Bloody Valverde.  Measured in percentage of casualties among those participating, the second bloodiest battle of the Civil War.

Texas Mounted Volunteers were on that mesa, coming down to cross the Rio Grande just below the left end.

Federals and New Mexico Volunteers were below and across the river trying to keep them from doing it.

You can’t get over there anymore without breaking some laws.  The railroad police will arrest you for trespass if they catch you trying to cross the RR bridge.  Last I heard, Ted Turner owns the ranch the mesa is on.  He has riders out there who’ll haul you off for trespass if the RR police don’t get you.
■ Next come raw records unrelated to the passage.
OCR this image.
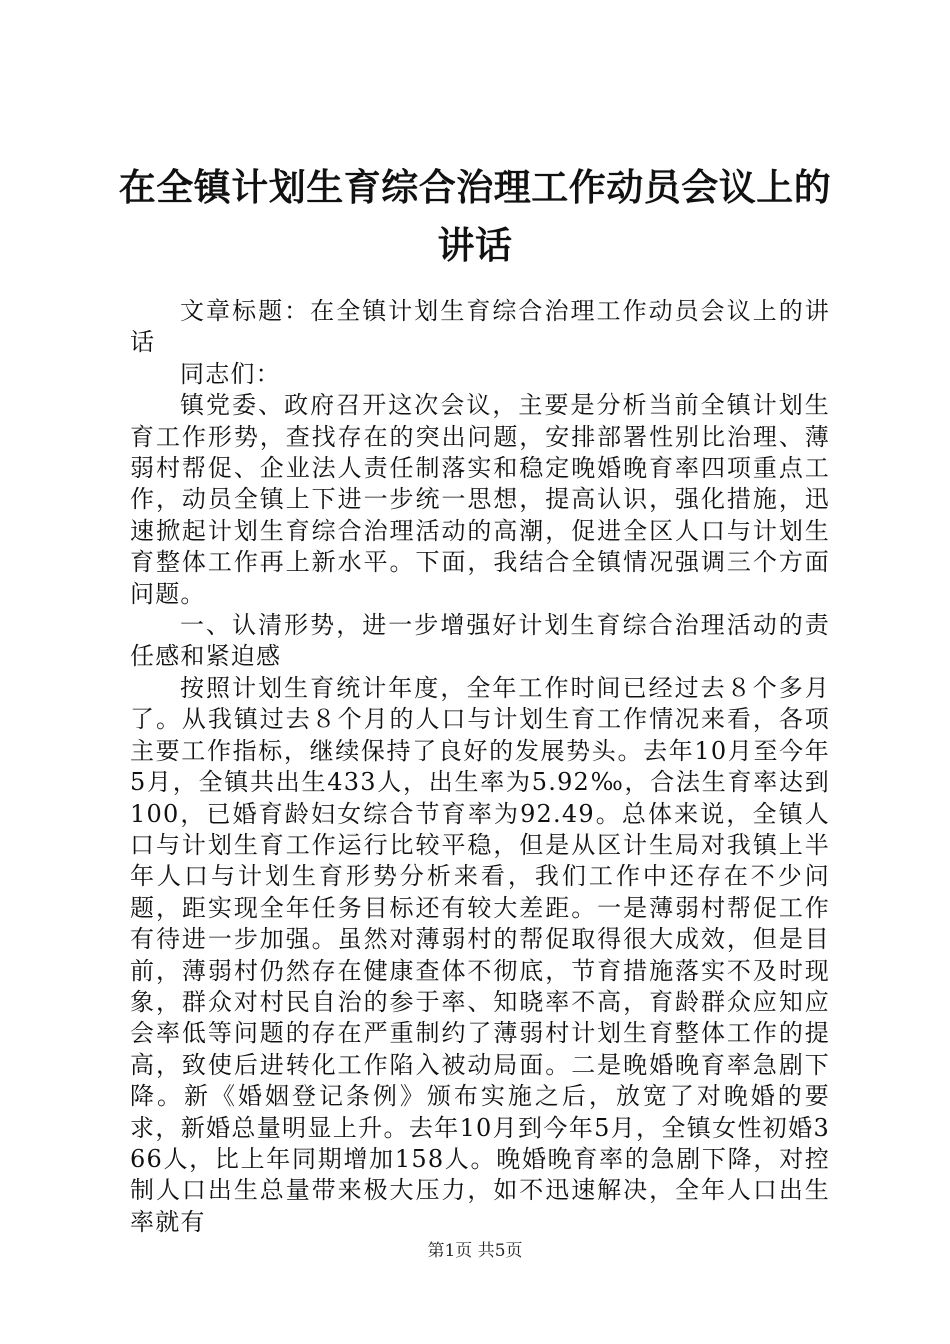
在全镇计划生育综合治理工作动员会议上的讲话

文章标题：在全镇计划生育综合治理工作动员会议上的讲话

同志们：

镇党委、政府召开这次会议，主要是分析当前全镇计划生育工作形势，查找存在的突出问题，安排部署性别比治理、薄弱村帮促、企业法人责任制落实和稳定晚婚晚育率四项重点工作，动员全镇上下进一步统一思想，提高认识，强化措施，迅速掀起计划生育综合治理活动的高潮，促进全区人口与计划生育整体工作再上新水平。下面，我结合全镇情况强调三个方面问题。

一、认清形势，进一步增强好计划生育综合治理活动的责任感和紧迫感

按照计划生育统计年度，全年工作时间已经过去８个多月了。从我镇过去８个月的人口与计划生育工作情况来看，各项主要工作指标，继续保持了良好的发展势头。去年10月至今年5月，全镇共出生433人，出生率为5.92‰，合法生育率达到100，已婚育龄妇女综合节育率为92.49。总体来说，全镇人口与计划生育工作运行比较平稳，但是从区计生局对我镇上半年人口与计划生育形势分析来看，我们工作中还存在不少问题，距实现全年任务目标还有较大差距。一是薄弱村帮促工作有待进一步加强。虽然对薄弱村的帮促取得很大成效，但是目前，薄弱村仍然存在健康查体不彻底，节育措施落实不及时现象，群众对村民自治的参于率、知晓率不高，育龄群众应知应会率低等问题的存在严重制约了薄弱村计划生育整体工作的提高，致使后进转化工作陷入被动局面。二是晚婚晚育率急剧下降。新《婚姻登记条例》颁布实施之后，放宽了对晚婚的要求，新婚总量明显上升。去年10月到今年5月，全镇女性初婚366人，比上年同期增加158人。晚婚晚育率的急剧下降，对控制人口出生总量带来极大压力，如不迅速解决，全年人口出生率就有

第1页 共5页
A few cows graze up there and Ted Turner can’t have people up there bothering them by poking around among the pockmarked hideyholes and artillery placements.  A lot of men on both sides died so Ted Turner could keep the right to keep you off his holdings and bothering his cows.

If you sighted across the top of that monument across the end of the mesa and drew a tight bead you’d be looking at a mushroom cloud about 50 miles away when they fired off the first atomic bomb in 1945.

But by 1945 the government and scientists all finally realized the place wasn’t worth anyone getting excited about, getting legs shot off or dying for.  By that time they knew it wasn’t worth anything except for blowing up with an atomic bomb.   You can’t go over there, either, for what that’s worth.

Pretty big hunk of granite for such a little event.  But nobody much winds around those desert roads to look at it.

I used to have a pretty nice cannon ball that came off that battlefield.  Wonder what ever became of it.  Hope I didn’t scare any of Ted’s cows or stir up any future atomic bomb attacks on the place by the US Government.

Old Jules

 

Roll Me Up and Smoke Me When I Die

http://www.teapotparty.org/

If I believed in representative democracy I think I might be tempted by this, even though I don’t smoke dope.

 

There’s something refreshing about seeing someone injecting some humor into all the scowling.  This modern religion of self-important in-your-face sneering between opposing political illusions and conflicting certainties about ‘What this country needs‘ and who’s most worthy of hatred and purple scorn ought to get boring for those doing it.  For the good of their souls, maybe.  Or, failing that, just as a means of demonstrating a human brain resides inside the human skull.

ABOUT WILLIE NELSON’S TEAPOT PARTY

  • Willie Nelson was busted in Texas for possessing marijuana on Nov. 26, 2010. Following the arrest, Willie founded the Teapot Party, declaring: “Tax it, regulate it and legalize it! Stop the border wars over drugs. Why should the drug lords make all the money? Thousands of lives will be saved.” Since then, Willie clarified the focus of the party. “The purpose of the Teapot Party is to vote in people who believe the way we do,” he stated, “and vote out the ones who don’t.” With that in mind, we’ve embarked on a campaign to find candidates to support in upcoming elections. So far we’ve made four endorsement and there will be many more to come. We encourage Teapot Party supporters to use this site to their advantage. Learn who we’re supporting, read the latest blogs, find out what’s happening in the marijuana-reform community, order free stickers, buy Teapot Party merchandise, keep up with our Facebook and Twitter feeds and upcoming events, such as rallies and meetups. With your support, we can make a difference by ending cannabis prohibition in our lifetimes. Please send donations to the candidates of your choice. Then go out and “vote in people who believe the way we do and vote out the ones who don’t,” just like Willie says.

I suppose old Willie still believes in representative democracy.  I’ll try to forgive him being stupid by believing something I don’t.  I’ll reciprocate by being stupid enough not to start smoking dope again.  Too damned much trouble. 

I’m trying to remember when it was I figured that out.    Sometime a long time ago, but before too much later, I think it was.  I had the High Roller already, but I don’t think I had the gray John B. Stetson yet.